Author: Shanna Heaney, Account Manager of GlassView
As screens get smaller, users tend to have a diminishing tolerance for long ad messages. On a big-screen TV, thirty seconds may go by quickly enough, perhaps because audiences have become accustomed to this length, but on a smartphone, that same half-minute can seem like ages. Viewers tend to build resentment for the content with each additional second that their mobile screen is held hostage.
This sentiment is a major reason why we’re suddenly seeing a big push for six-second ads. YouTube began offering six -second bumper ads in December and boasted that in a test of three hundred campaigns, nine out of ten bumper ads drove significant recall. In July, Facebook also announced that it will soon be jumping on the bandwagon to offer six-second video ads. In June, Fox publicized its plan to bring six-second ads to its digital and on-demand properties, with linear TV to follow. Next year such snackable ads may go mainstream, seeking out the sweet spot for ad-human connection.
The six-second advertisement is a medium of growing popularity. But can you really get an ad message across in the time the average man spends washing his hands?
How to get a message across in six seconds
As it turns out, six seconds is plenty of time. The creators of Vine pioneered six-second media after discovering that five seconds feels too short. Facebook COO Sheryl Sandberg also quoted research by Tropicana claiming that six seconds was the perfect length for ad messages on Facebook’s social network.
To prove the point that you can actually say a lot in that amount of time, YouTube hosts a channel called Six Second Storytelling. Given six seconds, the channel tells classic stories like Romeo and Juliet and Franz Kafka’s The Metamorphosis.
But there are real-life examples, too. This ad for Stella Artois is basically a magazine ad with some motion and a narration. An Under Armour ad featuring the Washington Nationals’ Bryce Harper comfortably lays out a philosophy about stats versus the love of the game in six seconds. Finally, this ad from Michelin presents a tender parental moment, complete with a corny dad joke.

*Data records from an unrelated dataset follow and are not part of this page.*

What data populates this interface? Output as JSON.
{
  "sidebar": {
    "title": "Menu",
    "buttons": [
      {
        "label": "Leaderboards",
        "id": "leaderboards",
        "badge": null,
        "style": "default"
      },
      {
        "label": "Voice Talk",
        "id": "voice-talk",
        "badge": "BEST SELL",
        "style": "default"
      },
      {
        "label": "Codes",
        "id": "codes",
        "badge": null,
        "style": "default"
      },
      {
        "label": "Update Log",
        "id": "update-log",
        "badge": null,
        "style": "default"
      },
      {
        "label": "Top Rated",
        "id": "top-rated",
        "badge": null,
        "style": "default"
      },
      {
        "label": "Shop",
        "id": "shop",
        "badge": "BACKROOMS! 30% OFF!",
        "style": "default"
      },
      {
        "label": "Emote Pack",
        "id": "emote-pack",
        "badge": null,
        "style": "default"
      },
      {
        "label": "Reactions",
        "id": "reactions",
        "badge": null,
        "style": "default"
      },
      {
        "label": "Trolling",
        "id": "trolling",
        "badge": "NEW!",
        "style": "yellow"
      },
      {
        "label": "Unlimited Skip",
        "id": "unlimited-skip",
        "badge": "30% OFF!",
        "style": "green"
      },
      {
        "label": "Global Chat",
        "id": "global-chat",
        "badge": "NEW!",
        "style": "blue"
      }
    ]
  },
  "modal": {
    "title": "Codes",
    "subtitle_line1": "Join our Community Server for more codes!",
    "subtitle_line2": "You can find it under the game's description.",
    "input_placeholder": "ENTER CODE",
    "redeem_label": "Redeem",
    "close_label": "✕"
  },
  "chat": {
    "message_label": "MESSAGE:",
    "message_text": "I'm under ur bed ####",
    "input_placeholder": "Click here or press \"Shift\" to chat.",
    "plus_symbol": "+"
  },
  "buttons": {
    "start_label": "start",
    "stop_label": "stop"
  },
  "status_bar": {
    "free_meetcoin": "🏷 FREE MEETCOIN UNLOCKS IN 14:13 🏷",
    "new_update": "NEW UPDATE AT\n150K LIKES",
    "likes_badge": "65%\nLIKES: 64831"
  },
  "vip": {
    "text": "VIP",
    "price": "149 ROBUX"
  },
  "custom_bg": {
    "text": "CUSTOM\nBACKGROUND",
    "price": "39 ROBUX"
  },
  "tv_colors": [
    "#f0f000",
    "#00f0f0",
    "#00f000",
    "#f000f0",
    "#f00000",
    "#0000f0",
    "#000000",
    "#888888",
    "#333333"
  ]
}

When YouTube solicited advice from some pro creatives earlier this year, suggestions ranged from "think of your ad as a joke" to "build curiosity." Clearly, some see the six-second ad as a challenging new canvas on which to test their storytelling acumen. One thing experts don’t recommend is cutting an existing fifteen or thirty second ad down to six seconds. Six-second ads should be free-standing and made from scratch for a higher success rate.
How to use six-second ads
It remains to be seen whether a brand can be created with six-second ads. Google’s research has found that 61% of six-second ads thus far have lifted brand awareness. Newer brands trying to reach younger consumers might find that the six-second is a window of opportunity to get their messages across, using longer ads for retargeting.
Established brands like Geico or Coca-Cola, having already spent hundreds of millions of dollars establishing awareness elsewhere, meanwhile, might use such ads for a different purpose. For them,six-second ads could be useful to reinforce pre-established brand awareness themes and messages. A winning combination for a campaign can feature snackable ads along with other ads of various lengths.
Which is the winning formula?
Ultimately, it depends on the brand, the audience and the messaging. The best way to see if six-second ads work is to try them in practice and keep a close eye on the data. Intuitively, going shorter makes a lot of sense. The human attention span has dropped from twelve seconds to eight since 2000, around the start of the mobile revolution. Perhaps in a few years, you will hear from me about four-second ads.